France’s Le Pen Gains Ground for 2022 Elections, Poll Shows
(Bloomberg) -- French far-right leader Marine Le Pen is increasing her chances of winning the first round of next year’s presidential elections, according to an Ifop-Fiducial poll published by Le Journal du Dimanche.
The National Rally party leader would come first in six out of 10 scenarios in the first round if the ballots were cast this Sunday, the poll showed. She would then be beaten in the second round for the top two candidates, with 46% in a runoff against President Emmanuel Macron’s 54%, it said.
“The results reflect Le Pen’s strong dynamic as well as President Emmanuel Macron’s difficulties in the health crisis context,” Frederic Dabi, Ifop’s deputy general director, was cited as saying in Le Journal du Dimanche. “Never before, with only one year to go to the ballot, has a National Rally candidate obtained such scores.”

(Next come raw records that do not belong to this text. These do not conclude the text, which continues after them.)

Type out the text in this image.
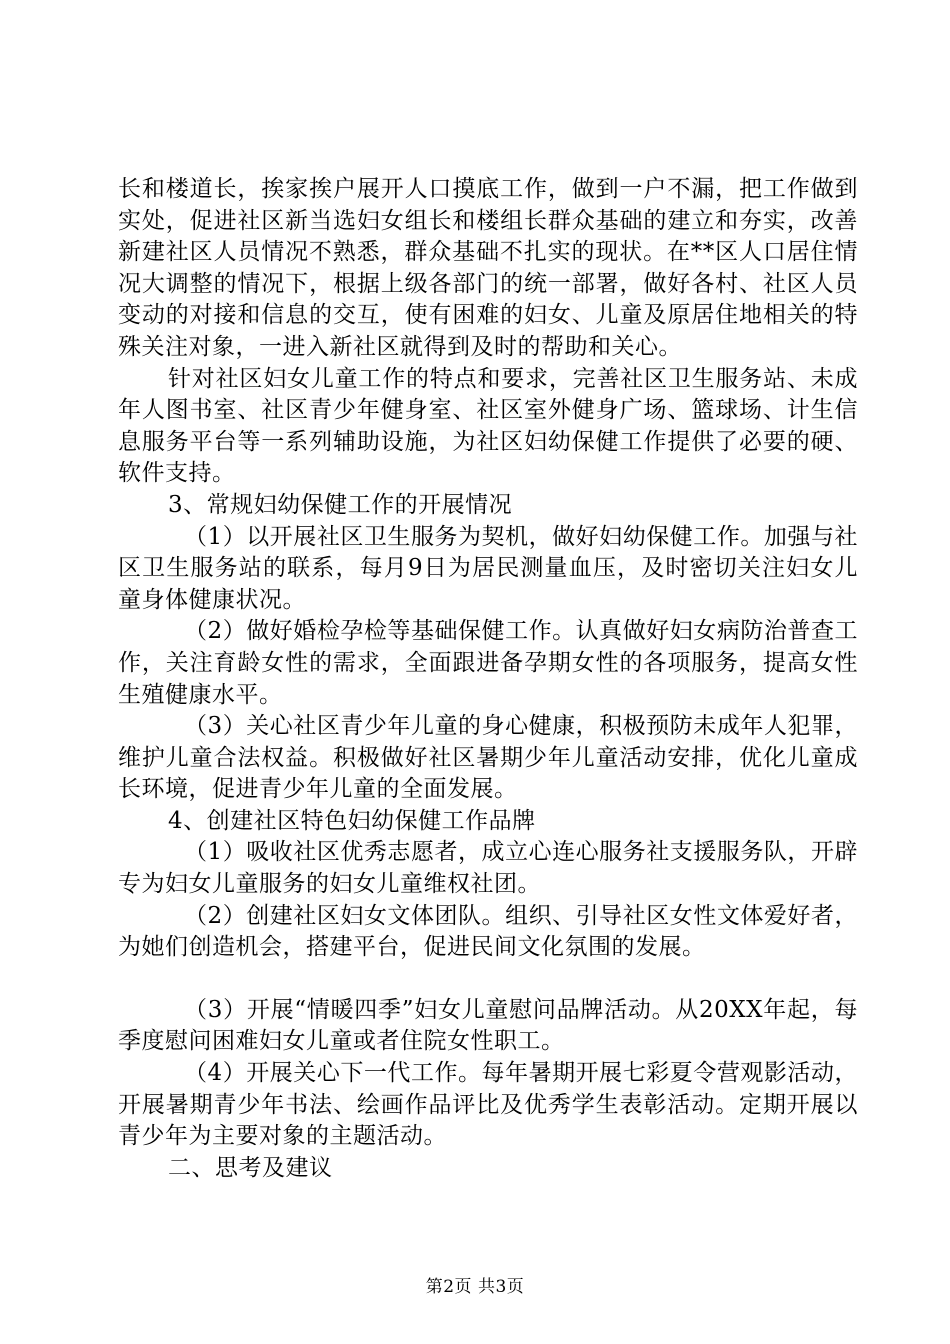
长和楼道长，挨家挨户展开人口摸底工作，做到一户不漏，把工作做到实处，促进社区新当选妇女组长和楼组长群众基础的建立和夯实，改善新建社区人员情况不熟悉，群众基础不扎实的现状。在**区人口居住情况大调整的情况下，根据上级各部门的统一部署，做好各村、社区人员变动的对接和信息的交互，使有困难的妇女、儿童及原居住地相关的特殊关注对象，一进入新社区就得到及时的帮助和关心。

针对社区妇女儿童工作的特点和要求，完善社区卫生服务站、未成年人图书室、社区青少年健身室、社区室外健身广场、篮球场、计生信息服务平台等一系列辅助设施，为社区妇幼保健工作提供了必要的硬、软件支持。

3、常规妇幼保健工作的开展情况

（1）以开展社区卫生服务为契机，做好妇幼保健工作。加强与社区卫生服务站的联系，每月9日为居民测量血压，及时密切关注妇女儿童身体健康状况。

（2）做好婚检孕检等基础保健工作。认真做好妇女病防治普查工作，关注育龄女性的需求，全面跟进备孕期女性的各项服务，提高女性生殖健康水平。

（3）关心社区青少年儿童的身心健康，积极预防未成年人犯罪，维护儿童合法权益。积极做好社区暑期少年儿童活动安排，优化儿童成长环境，促进青少年儿童的全面发展。

4、创建社区特色妇幼保健工作品牌

（1）吸收社区优秀志愿者，成立心连心服务社支援服务队，开辟专为妇女儿童服务的妇女儿童维权社团。

（2）创建社区妇女文体团队。组织、引导社区女性文体爱好者，为她们创造机会，搭建平台，促进民间文化氛围的发展。

（3）开展“情暖四季”妇女儿童慰问品牌活动。从20XX年起，每季度慰问困难妇女儿童或者住院女性职工。

（4）开展关心下一代工作。每年暑期开展七彩夏令营观影活动，开展暑期青少年书法、绘画作品评比及优秀学生表彰活动。定期开展以青少年为主要对象的主题活动。

二、思考及建议

第2页 共3页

Macron is struggling to satisfy voters as the country faces a new bout of Covid-19 infections, bringing the number of deaths from the epidemic close to 100,000. The president ordered a nationwide lockdown on April 3 after pushing back the decision for weeks. His approval rating fell one point to 33% in early April, according to a poll by Elabe released last week. Elabe said 63% of those polled don’t trust Macron, up 3 points from the previous survey.
The Ifop-Fiducial poll showed Macron getting 23%-28% of votes in the first round, against 25%-27% for Le Pen, meaning he would come first in only one scenario. The president was seen beating Le Pen in most cases tested by the pollster last October. The French presidential vote sees a wide field of candidates whittled down to a final two in the second round.
Two other potential rivals, former health minister and president of the working class northern region of Hauts-de-France Xavier Bertrand, plus Paris region president Valerie Pecresse, were also seen winning against Le Pen if they reached the second round against her, with 59% and 55% of votes respectively.
The Ifop-Fiducial poll surveyed 1,730 adults in early April, according to the newspaper, with a margin of error of 1%-2.2%.